ここがダンジョンであることを忘れそうになるくらい平和だった。
・・・
そんな日々を繰り返しているうちに、裏山ダンジョンは僕たちにとって少し特別な場所になっていった。
最初に魔物と戦った場所。
最初に三人で勝った場所。
最初に「家族」として協力した場所。
「このダンジョン、好きだワン。」
帰り道、二郎丸がぽつりと言った。
「そう?」
「怖いけど、安心するワン。」
「分かる気がする。」
るかにも頷く。
「ここ、お家の近くって感じ〜。
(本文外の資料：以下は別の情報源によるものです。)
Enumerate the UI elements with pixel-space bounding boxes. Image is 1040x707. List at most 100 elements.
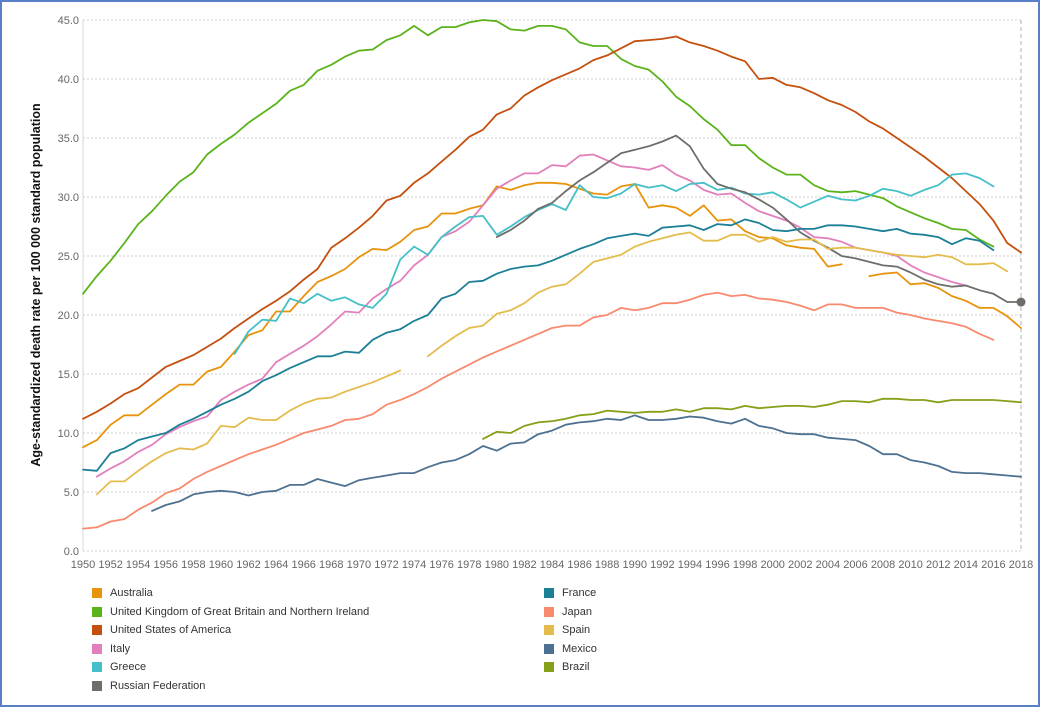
legend-item[interactable]: Russian Federation (92, 677, 369, 696)
legend-swatch (544, 662, 554, 673)
legend-item[interactable]: Italy (92, 640, 369, 659)
legend-swatch (544, 625, 554, 636)
legend-item[interactable]: Japan (544, 603, 597, 622)
x-tick-label: 1992 (650, 559, 674, 571)
series-brazil (482, 397, 1022, 440)
series-japan (82, 291, 995, 530)
x-tick-label: 1978 (457, 559, 481, 571)
x-tick-label: 1958 (181, 559, 205, 571)
y-tick-label: 20.0 (58, 310, 79, 322)
legend-item[interactable]: Spain (544, 621, 597, 640)
x-tick-label: 2010 (898, 559, 922, 571)
x-tick-label: 2000 (760, 559, 784, 571)
legend-label: United Kingdom of Great Britain and Nort… (110, 605, 370, 618)
x-tick-label: 2018 (1009, 559, 1033, 571)
legend-item[interactable]: Greece (92, 658, 369, 677)
series-line-australia[interactable] (82, 181, 843, 449)
legend-item[interactable]: Brazil (544, 658, 597, 677)
y-tick-label: 10.0 (58, 428, 79, 440)
x-tick-label: 1982 (512, 559, 536, 571)
x-tick-label: 2016 (981, 559, 1005, 571)
y-tick-label: 5.0 (64, 487, 79, 499)
y-tick-label: 40.0 (58, 74, 79, 86)
series-united-states-of-america (82, 35, 1022, 420)
x-tick-label: 1952 (98, 559, 122, 571)
series-line-brazil[interactable] (482, 397, 1022, 440)
legend-label: Spain (562, 624, 591, 637)
x-tick-label: 1996 (705, 559, 729, 571)
x-tick-label: 2014 (954, 559, 978, 571)
x-tick-label: 1962 (236, 559, 260, 571)
legend-item[interactable]: Mexico (544, 640, 597, 659)
x-tick-label: 1950 (71, 559, 95, 571)
y-tick-label: 15.0 (58, 369, 79, 381)
end-point-marker[interactable] (1016, 297, 1026, 307)
legend-label: Italy (110, 642, 131, 655)
legend-label: Russian Federation (110, 679, 206, 692)
legend-swatch (544, 643, 554, 654)
x-tick-label: 1986 (567, 559, 591, 571)
x-tick-label: 1976 (429, 559, 453, 571)
series-line-mexico[interactable] (151, 414, 1022, 512)
legend-swatch (92, 588, 102, 599)
y-tick-label: 45.0 (58, 15, 79, 27)
series-italy (95, 153, 967, 478)
x-tick-label: 1998 (733, 559, 757, 571)
legend-swatch (544, 606, 554, 617)
legend-item[interactable]: Australia (92, 584, 369, 603)
x-tick-label: 1990 (623, 559, 647, 571)
series-line-united-states-of-america[interactable] (82, 35, 1022, 420)
x-tick-label: 1960 (209, 559, 233, 571)
x-tick-label: 1968 (319, 559, 343, 571)
x-tick-label: 2006 (843, 559, 867, 571)
legend-label: Japan (562, 605, 592, 618)
legend-right-column: France Japan Spain Mexico Brazil (544, 584, 597, 677)
x-tick-label: 1974 (402, 559, 426, 571)
series-spain (95, 231, 1009, 496)
legend-left-column: Australia United Kingdom of Great Britain… (92, 584, 369, 695)
x-tick-label: 1964 (264, 559, 288, 571)
legend-label: Mexico (562, 642, 597, 655)
legend-label: France (562, 587, 597, 600)
y-tick-label: 25.0 (58, 251, 79, 263)
series-line-spain[interactable] (95, 369, 402, 496)
x-tick-label: 1984 (540, 559, 564, 571)
legend-item[interactable]: France (544, 584, 597, 603)
legend-item[interactable]: United States of America (92, 621, 369, 640)
series-layer (82, 19, 1026, 530)
series-line-russian-federation[interactable] (495, 134, 1022, 303)
x-tick-label: 2004 (816, 559, 840, 571)
x-tick-label: 1980 (485, 559, 509, 571)
series-line-united-kingdom-of-great-britain-and-northern-ireland[interactable] (82, 19, 995, 295)
legend-swatch (544, 588, 554, 599)
series-france (82, 218, 995, 472)
legend-label: Brazil (562, 661, 590, 674)
x-tick-label: 1956 (154, 559, 178, 571)
legend-swatch (92, 662, 102, 673)
x-tick-label: 1972 (374, 559, 398, 571)
x-tick-labels: 1950 1952 1954 1956 1958 1960 1962 1964 1966 1968… (71, 559, 1033, 571)
series-line-greece[interactable] (233, 172, 995, 355)
legend-label: Greece (110, 661, 147, 674)
legend-swatch (92, 643, 102, 654)
x-tick-label: 2012 (926, 559, 950, 571)
series-mexico (151, 414, 1022, 512)
series-line-italy[interactable] (95, 153, 967, 478)
x-tick-label: 1988 (595, 559, 619, 571)
y-tick-label: 35.0 (58, 133, 79, 145)
x-tick-label: 2002 (788, 559, 812, 571)
legend-item[interactable]: United Kingdom of Great Britain and Nort… (92, 603, 369, 622)
series-line-france[interactable] (82, 218, 995, 472)
x-tick-label: 1954 (126, 559, 150, 571)
legend-label: Australia (110, 587, 153, 600)
series-line-australia[interactable] (868, 271, 1022, 329)
y-tick-label: 0.0 (64, 546, 79, 558)
x-tick-label: 2008 (871, 559, 895, 571)
x-tick-label: 1970 (347, 559, 371, 571)
x-tick-label: 1966 (291, 559, 315, 571)
series-line-spain[interactable] (426, 231, 1009, 358)
series-line-japan[interactable] (82, 291, 995, 530)
series-australia (82, 181, 1022, 449)
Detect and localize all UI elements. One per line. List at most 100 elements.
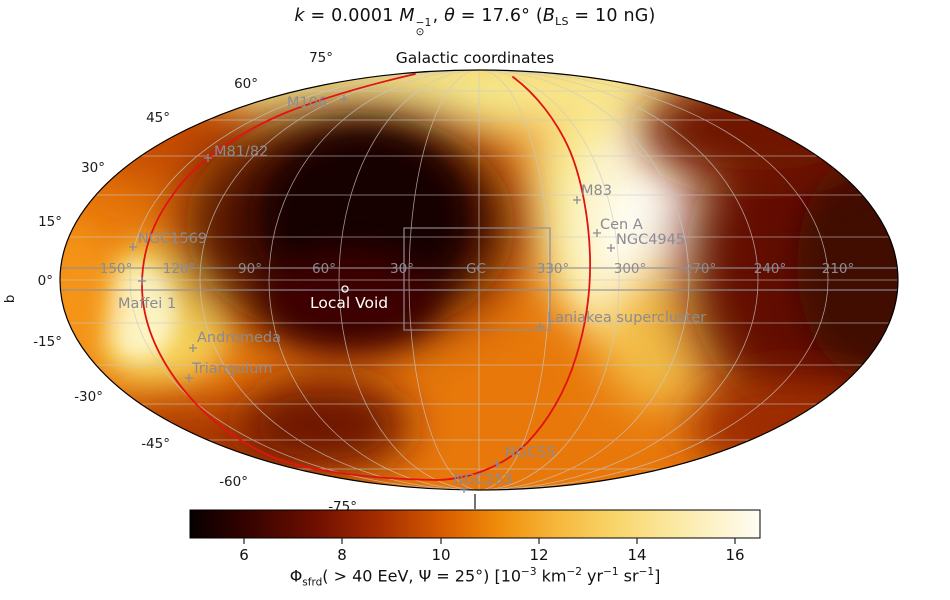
galaxy-label: Andromeda xyxy=(197,330,281,346)
lon-label: 60° xyxy=(312,261,336,277)
title-theta: θ xyxy=(444,6,456,26)
meridian-60e xyxy=(338,70,480,490)
colorbar-ticks xyxy=(243,538,736,544)
marker-ngc253 xyxy=(460,485,468,493)
marker-cena xyxy=(593,229,601,237)
cb-mid: ( > 40 EeV, Ψ = 25°) [10 xyxy=(322,566,522,586)
lon-label: 300° xyxy=(614,261,647,277)
lon-label: 210° xyxy=(822,261,855,277)
galaxy-label: Maffei 1 xyxy=(118,296,176,312)
map-boundary xyxy=(59,69,899,491)
title-b-sub: LS xyxy=(555,15,569,28)
meridian-120w xyxy=(478,70,759,490)
galaxy-label: M81/82 xyxy=(214,144,268,160)
marker-ngc4945 xyxy=(607,244,615,252)
cb-sr: sr xyxy=(618,566,639,586)
title-sep: , xyxy=(432,6,445,26)
galaxy-label: NGC4945 xyxy=(616,232,685,248)
marker-m106 xyxy=(340,95,348,103)
colorbar-tick-label: 14 xyxy=(627,546,646,564)
lon-label: 330° xyxy=(537,261,570,277)
lon-label-gc: GC xyxy=(466,261,486,277)
lon-label: 90° xyxy=(238,261,262,277)
longitude-labels: 150° 120° 90° 60° 30° GC 330° 300° 270° … xyxy=(100,261,855,277)
galaxy-label: NGC55 xyxy=(505,445,556,461)
cb-km: km xyxy=(536,566,567,586)
marker-m83 xyxy=(573,196,581,204)
lat-label: -60° xyxy=(219,474,248,490)
lat-label: -45° xyxy=(141,436,170,452)
flux-bottomcenter-dark xyxy=(240,377,410,473)
galaxy-label: Cen A xyxy=(600,217,643,233)
local-void-label: Local Void xyxy=(310,294,388,312)
colorbar-tick-label: 6 xyxy=(239,546,249,564)
lon-label: 240° xyxy=(754,261,787,277)
galaxy-label: M83 xyxy=(581,183,612,199)
lat-label: 0° xyxy=(38,273,53,289)
cb-sup3: −1 xyxy=(603,566,619,578)
figure-title: k = 0.0001 M −1 ⊙, θ = 17.6° (BLS = 10 nG) xyxy=(0,6,950,37)
title-m-sub: ⊙ xyxy=(415,26,425,38)
colorbar-tick-label: 8 xyxy=(337,546,347,564)
marker-andromeda xyxy=(189,344,197,352)
meridian-60w xyxy=(478,70,620,490)
flux-bottomright-red xyxy=(690,378,898,478)
marker-ngc55 xyxy=(493,460,501,468)
galaxy-labels: M106 M81/82 NGC1569 Maffei 1 Andromeda T… xyxy=(118,95,706,488)
galaxy-label: M106 xyxy=(287,95,327,111)
gc-region-box xyxy=(403,227,551,331)
latitude-labels: 75° 60° 45° 30° 15° 0° -15° -30° -45° -6… xyxy=(33,50,357,515)
lat-label: 30° xyxy=(81,160,105,176)
title-k: k xyxy=(294,6,305,26)
lon-label: 30° xyxy=(390,261,414,277)
meridian-120e xyxy=(199,70,480,490)
subtitle: Galactic coordinates xyxy=(396,49,554,67)
lon-label: 120° xyxy=(163,261,196,277)
title-m-sup: −1 xyxy=(415,17,432,29)
galactic-plane-outline xyxy=(60,227,898,331)
title-eq2: = 17.6° ( xyxy=(455,6,543,26)
lon-label: 270° xyxy=(684,261,717,277)
galaxy-markers xyxy=(129,95,615,493)
colorbar-tick-label: 10 xyxy=(431,546,450,564)
flux-right-maroon-core xyxy=(797,150,898,380)
colorbar-gradient xyxy=(189,509,761,539)
cb-phi-sub: sfrd xyxy=(302,576,323,589)
cb-sup2: −2 xyxy=(566,566,582,578)
meridian-90w xyxy=(478,70,690,490)
colorbar-tick-label: 12 xyxy=(529,546,548,564)
title-tail: = 10 nG) xyxy=(568,6,656,26)
flux-left-bright-core xyxy=(102,264,178,360)
meridian-150w xyxy=(478,70,829,490)
graticule xyxy=(60,70,898,490)
lat-label: 45° xyxy=(146,110,170,126)
lon-label: 150° xyxy=(100,261,133,277)
meridian-90e xyxy=(268,70,480,490)
title-m-subsup: −1 ⊙ xyxy=(415,17,432,38)
title-M: M xyxy=(399,6,415,26)
title-eq1: = 0.0001 xyxy=(304,6,400,26)
cb-phi: Φ xyxy=(289,566,303,586)
marker-local-void xyxy=(341,285,349,293)
lat-label: -30° xyxy=(74,389,103,405)
galaxy-label: NGC253 xyxy=(453,472,513,488)
y-axis-label: b xyxy=(2,295,18,304)
colorbar-tick-label: 16 xyxy=(725,546,744,564)
galaxy-label: Triangulum xyxy=(191,361,273,377)
meridian-150e xyxy=(129,70,480,490)
cb-sup1: −3 xyxy=(521,566,537,578)
marker-triangulum xyxy=(185,374,193,382)
meridian-30e xyxy=(408,70,480,490)
colorbar-axis-label: Φsfrd( > 40 EeV, Ψ = 25°) [10−3 km−2 yr−… xyxy=(0,566,950,589)
meridian-30w xyxy=(478,70,550,490)
cb-sup4: −1 xyxy=(638,566,655,578)
lat-label: 60° xyxy=(234,76,258,92)
marker-m81-82 xyxy=(204,154,212,162)
galaxy-label: Laniakea supercluster xyxy=(547,310,706,326)
lat-label: -15° xyxy=(33,334,62,350)
title-B: B xyxy=(542,6,556,26)
lat-label: 15° xyxy=(38,214,62,230)
flux-topright-dark xyxy=(640,75,880,185)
」
ダンジョンなのに「お家の近く」という表現はどうなんだろうと思ったが、不思議としっくりきた。
「将来さ。」
「ワン?」
「このダンジョンを近所の人たちの修行場にできたら面白いよね。」
「修行場?」
「うん。徳島さんとか、近所のおじいちゃんおばあちゃんとか。少しずつレベルを上げて、体も元気になって、皆でお茶飲みながら『今日はムカデ三匹倒したよ』なんて話してるような場所。」
「徳島さん強そうだワン。」
「鍬でゴブリン倒しそう〜。」
三人で笑う。
本当にそうなりそうだから困る。
・・・
一週間が過ぎた頃、僕たちのステータスも少しずつ変化していた。
名前:クワナ シュウ 性別:男
職業:冒険者
レベル:8
HP:83
MP:40
SP:6
力:15
体力:12
かしこさ:13
素早さ:11
器用さ:17
魅力:10
運の良さ:85
固有スキル:
「従魔の気持ち」「精神耐性」「世界を変えた者」「鑑定」
スキル:
「罠感知1」「剣術3」
称号:
「備えし者」
名前:二郎丸(柴犬) 性別:男
職業:桑名家の忍犬見習い
レベル:8
HP:70
MP:35
SP:6
力:15
体力:12
かしこさ:17
素早さ:24
器用さ:9
魅力:31
運の良さ:17
固有スキル:
「シュウの加護」「忍犬」
スキル:
「噛み付き3」「気配察知1」「遠吠え1」
忍犬:
「軟化2」
名前:るかに(ハリネズミ) 性別:女の子
職業:桑名家のまほ〜使い
レベル:8
HP:67
MP:52
SP:6
力:5
体力:8
かしこさ:34
素早さ:11
器用さ:13
魅力:42
運の良さ:29
固有スキル:
「シュウの加護」「ハリネズミまほ〜」
スキル:
「丸くなる1」「トゲトゲ1」「バランス感覚1」
ハリネズミまほ〜:
「毛針3」
大きく変わったわけではない。
それでも確実に強くなっている。
剣術は3になり、木刀は体の一部のように振れるようになってきた。
二郎丸の噛み付きは一撃の重さが増し、るかにの毛針は連射速度も威力も明らかに上がっている。
「そろそろ……。」
縁側で夕焼けを眺めながら僕は小さく呟いた。
「ワン?」
「第101ダンジョンへ挑戦できるかもしれない。」
二郎丸とるかにが顔を見合わせる。
あのゴブリンがいたダンジョン。
初めて本気で命の危険を感じた場所。
まだ怖い。
でも今の僕たちなら、あの時とは違う。
右では二郎丸が小さく寝息を立て、左ではるかにが丸くなって眠っている。
三人ならきっと大丈夫。
そんな根拠のない自信が、少しだけ芽生え始めていた。